- Country of origin: United Kingdom
- Original language: English
- No. of series: 1

Production
- Running time: 43-44 minutes
- Production company: Thames Television

Original release
- Network: ITV (CITV)
- Release: 1992

= B&B (TV series) =

B&B is a British television children's programme, broadcast in 1992, following the lives of a father and daughter and their struggle to make their newly established bed and breakfast business work.

Produced by Thames Television, the show was originally broadcast on CITV and starred Kevin Whately, better known for his performance as Lewis in Inspector Morse, and the Scottish actress Katy Murphy.

==Plot==
The series started with Steve Shepherd, played by Whately, being fired from his job in a local architectural firm for disagreeing with his boss' (Ian McNeice) blueprints for a local amusement arcade. Unemployed and with a daughter, Alice (Alexandra Milman), to care for, Shepherd decides to turn his large home into a B&B for financial support. Shepherd's former boss, Horace Gilbert, becomes aware after his dismissal that Shepherd's house lies right in the middle of his proposed development site and that the removal of his former employee and his home is needed to go ahead with construction. Meanwhile, Shepherd's B&B is doing well and one of his guests, Billie Golden, a street busker (played by Katy Murphy), reveals to him that she has no money and cannot pay her bill. In an attempt to help her, Shepherd offers her continued room and board for an unpaid working position at the B&B.
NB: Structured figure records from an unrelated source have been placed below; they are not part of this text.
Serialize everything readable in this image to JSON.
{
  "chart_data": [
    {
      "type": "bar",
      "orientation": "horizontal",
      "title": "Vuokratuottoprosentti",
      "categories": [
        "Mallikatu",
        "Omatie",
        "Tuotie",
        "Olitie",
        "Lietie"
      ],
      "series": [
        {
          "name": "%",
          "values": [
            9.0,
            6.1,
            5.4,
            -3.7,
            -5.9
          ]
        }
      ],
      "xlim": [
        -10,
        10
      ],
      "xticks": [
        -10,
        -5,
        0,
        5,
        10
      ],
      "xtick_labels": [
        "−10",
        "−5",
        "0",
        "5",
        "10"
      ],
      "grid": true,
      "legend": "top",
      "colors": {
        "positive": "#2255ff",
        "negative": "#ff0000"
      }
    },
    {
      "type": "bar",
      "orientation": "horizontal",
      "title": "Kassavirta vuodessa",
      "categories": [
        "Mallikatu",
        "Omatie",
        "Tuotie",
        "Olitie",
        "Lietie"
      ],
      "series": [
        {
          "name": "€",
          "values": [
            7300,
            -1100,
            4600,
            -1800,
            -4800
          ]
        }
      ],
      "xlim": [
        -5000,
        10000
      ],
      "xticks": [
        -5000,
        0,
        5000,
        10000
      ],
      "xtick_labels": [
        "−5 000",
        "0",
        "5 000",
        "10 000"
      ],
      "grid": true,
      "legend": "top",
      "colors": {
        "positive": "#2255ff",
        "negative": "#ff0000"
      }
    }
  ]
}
When Gilbert's legitimate attempts to remove Shepherd from his house fail he moves onto Billie, offering her her dream motorbike in return for flooding the B&B and rendering it uninhabitable. When this backfires, he decides to resort to arson and attempts to burn the property to the ground. However, his secretary finds out what he is planning and realises he has gone too far. She reports him to the police and he is arrested in the act.